Some homes may have dedicated rooms solely for the purpose of dressing and changing clothes, typically with fitted wardrobes. In larger Victorian houses it was common to have a private room called a boudoir for the lady of the house that is accessible from the bedroom, and also a dressing room for the gentleman (and sometimes a man's cabinet).

==Security==
Because of the privacy afforded by changing rooms, they create a problem in the trade-off between security and privacy, where in it may be possible for crime to be perpetrated by people using the cover of privacy to sell drugs, or steal clothing from a department store. Some department stores have security cameras in the changing rooms.
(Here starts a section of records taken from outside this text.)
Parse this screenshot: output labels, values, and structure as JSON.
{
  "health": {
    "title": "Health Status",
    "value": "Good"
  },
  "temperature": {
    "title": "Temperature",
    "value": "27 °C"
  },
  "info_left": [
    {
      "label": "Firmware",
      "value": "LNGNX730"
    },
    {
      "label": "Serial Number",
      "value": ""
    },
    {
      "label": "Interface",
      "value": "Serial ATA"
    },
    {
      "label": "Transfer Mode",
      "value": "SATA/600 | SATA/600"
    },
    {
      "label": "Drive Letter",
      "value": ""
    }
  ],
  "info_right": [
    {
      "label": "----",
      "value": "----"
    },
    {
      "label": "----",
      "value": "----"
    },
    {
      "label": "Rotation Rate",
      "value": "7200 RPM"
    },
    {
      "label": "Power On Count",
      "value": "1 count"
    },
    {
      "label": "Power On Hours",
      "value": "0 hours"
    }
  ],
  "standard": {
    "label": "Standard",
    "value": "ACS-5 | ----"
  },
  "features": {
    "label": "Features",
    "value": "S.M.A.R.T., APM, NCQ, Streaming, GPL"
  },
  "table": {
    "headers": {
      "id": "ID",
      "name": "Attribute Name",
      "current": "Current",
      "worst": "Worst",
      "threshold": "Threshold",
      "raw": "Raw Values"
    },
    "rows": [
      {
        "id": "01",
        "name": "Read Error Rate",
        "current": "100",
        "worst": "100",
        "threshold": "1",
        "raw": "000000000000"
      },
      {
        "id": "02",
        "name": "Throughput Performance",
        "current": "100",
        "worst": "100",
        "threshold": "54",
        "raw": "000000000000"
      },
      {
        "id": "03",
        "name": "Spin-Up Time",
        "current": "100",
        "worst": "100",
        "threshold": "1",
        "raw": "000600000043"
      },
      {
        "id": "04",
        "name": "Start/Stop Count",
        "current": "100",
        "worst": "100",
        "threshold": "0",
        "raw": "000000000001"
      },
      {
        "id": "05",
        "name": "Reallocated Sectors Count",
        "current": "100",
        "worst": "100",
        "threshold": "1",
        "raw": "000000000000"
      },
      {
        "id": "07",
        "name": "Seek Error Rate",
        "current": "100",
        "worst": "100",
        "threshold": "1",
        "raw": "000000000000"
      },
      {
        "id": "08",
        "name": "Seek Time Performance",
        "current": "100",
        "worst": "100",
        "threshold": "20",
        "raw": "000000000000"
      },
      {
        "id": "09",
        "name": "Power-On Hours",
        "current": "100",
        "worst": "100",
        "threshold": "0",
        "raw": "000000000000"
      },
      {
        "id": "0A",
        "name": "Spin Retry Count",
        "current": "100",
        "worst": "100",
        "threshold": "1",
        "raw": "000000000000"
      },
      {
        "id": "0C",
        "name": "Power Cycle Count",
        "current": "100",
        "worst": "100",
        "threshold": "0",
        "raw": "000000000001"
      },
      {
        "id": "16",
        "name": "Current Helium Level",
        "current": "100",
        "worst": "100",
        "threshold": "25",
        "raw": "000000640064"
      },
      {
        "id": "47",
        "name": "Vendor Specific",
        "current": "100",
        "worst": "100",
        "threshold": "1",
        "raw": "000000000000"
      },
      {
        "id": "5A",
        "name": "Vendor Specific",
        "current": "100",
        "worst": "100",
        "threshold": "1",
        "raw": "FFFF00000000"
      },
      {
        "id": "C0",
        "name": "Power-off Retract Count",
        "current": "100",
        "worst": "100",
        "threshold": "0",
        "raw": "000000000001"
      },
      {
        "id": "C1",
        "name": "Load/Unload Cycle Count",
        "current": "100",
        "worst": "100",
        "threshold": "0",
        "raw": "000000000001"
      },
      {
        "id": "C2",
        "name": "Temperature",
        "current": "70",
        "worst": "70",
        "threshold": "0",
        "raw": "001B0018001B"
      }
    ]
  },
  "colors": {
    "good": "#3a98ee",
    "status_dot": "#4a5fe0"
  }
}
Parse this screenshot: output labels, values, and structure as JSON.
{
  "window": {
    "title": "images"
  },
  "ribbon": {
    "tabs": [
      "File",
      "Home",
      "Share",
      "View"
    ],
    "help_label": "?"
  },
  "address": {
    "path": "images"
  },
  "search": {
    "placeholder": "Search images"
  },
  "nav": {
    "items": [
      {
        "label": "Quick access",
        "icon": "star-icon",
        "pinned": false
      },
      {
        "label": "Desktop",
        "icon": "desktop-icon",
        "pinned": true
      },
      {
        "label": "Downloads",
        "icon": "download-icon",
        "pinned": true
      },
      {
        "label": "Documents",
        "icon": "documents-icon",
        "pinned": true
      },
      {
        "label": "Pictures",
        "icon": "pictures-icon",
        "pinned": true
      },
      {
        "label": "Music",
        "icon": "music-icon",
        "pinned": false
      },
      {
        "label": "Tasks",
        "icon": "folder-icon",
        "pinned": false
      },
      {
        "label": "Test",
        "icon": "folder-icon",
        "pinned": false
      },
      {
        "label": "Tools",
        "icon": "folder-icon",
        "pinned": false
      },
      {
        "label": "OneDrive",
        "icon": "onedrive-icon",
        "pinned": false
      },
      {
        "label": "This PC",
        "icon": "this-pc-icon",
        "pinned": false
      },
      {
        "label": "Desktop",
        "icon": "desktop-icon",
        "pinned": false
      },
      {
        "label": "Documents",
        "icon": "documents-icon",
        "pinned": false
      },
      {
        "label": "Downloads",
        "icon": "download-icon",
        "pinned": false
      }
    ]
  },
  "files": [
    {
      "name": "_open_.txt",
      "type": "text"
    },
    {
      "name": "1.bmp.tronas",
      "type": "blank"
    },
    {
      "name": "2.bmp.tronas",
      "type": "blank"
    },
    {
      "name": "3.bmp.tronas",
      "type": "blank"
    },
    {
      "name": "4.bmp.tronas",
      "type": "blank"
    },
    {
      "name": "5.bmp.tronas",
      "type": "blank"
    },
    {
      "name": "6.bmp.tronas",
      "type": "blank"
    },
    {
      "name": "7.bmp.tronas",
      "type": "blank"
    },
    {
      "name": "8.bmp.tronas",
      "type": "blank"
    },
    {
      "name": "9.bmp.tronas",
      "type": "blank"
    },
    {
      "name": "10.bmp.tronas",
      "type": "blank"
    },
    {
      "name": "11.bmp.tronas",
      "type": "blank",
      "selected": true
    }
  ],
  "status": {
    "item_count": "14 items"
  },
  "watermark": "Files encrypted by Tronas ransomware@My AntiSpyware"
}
Communal changing rooms pose less of a risk of theft than fitting rooms, because there is not total privacy. In particular, the perpetrator of a crime would not know whether or not other users might be undercover police or security guards. Many modern changing rooms often have labyrinth-style entrances that have no door, so that people outside cannot see in, but security can walk in at any time without the sound of an opening door alerting persons inside. Washrooms in which changing clothes is merely a secondary purpose often also have such labyrinth openings. Many washrooms have security cameras in the main area with a view of the sinks and the urinals from a viewing angle that would only show the back of a user. However, when a washroom is located near a fountain, wading pool, or the like, and is likely to be used for changing clothes, some believe that washroom surveillance cameras would be a violation of privacy.

Another security risk present is that of theft. Sometimes, no method of securing items is provided, but even lockable lockers or baskets are usually designed for only minimal security allowing experienced thieves to steal the valuable items which people typically have with them before changing. Changing room operators frequently post signs disclaiming responsibility for stolen items, which can discourage but not eliminate claims for negligence.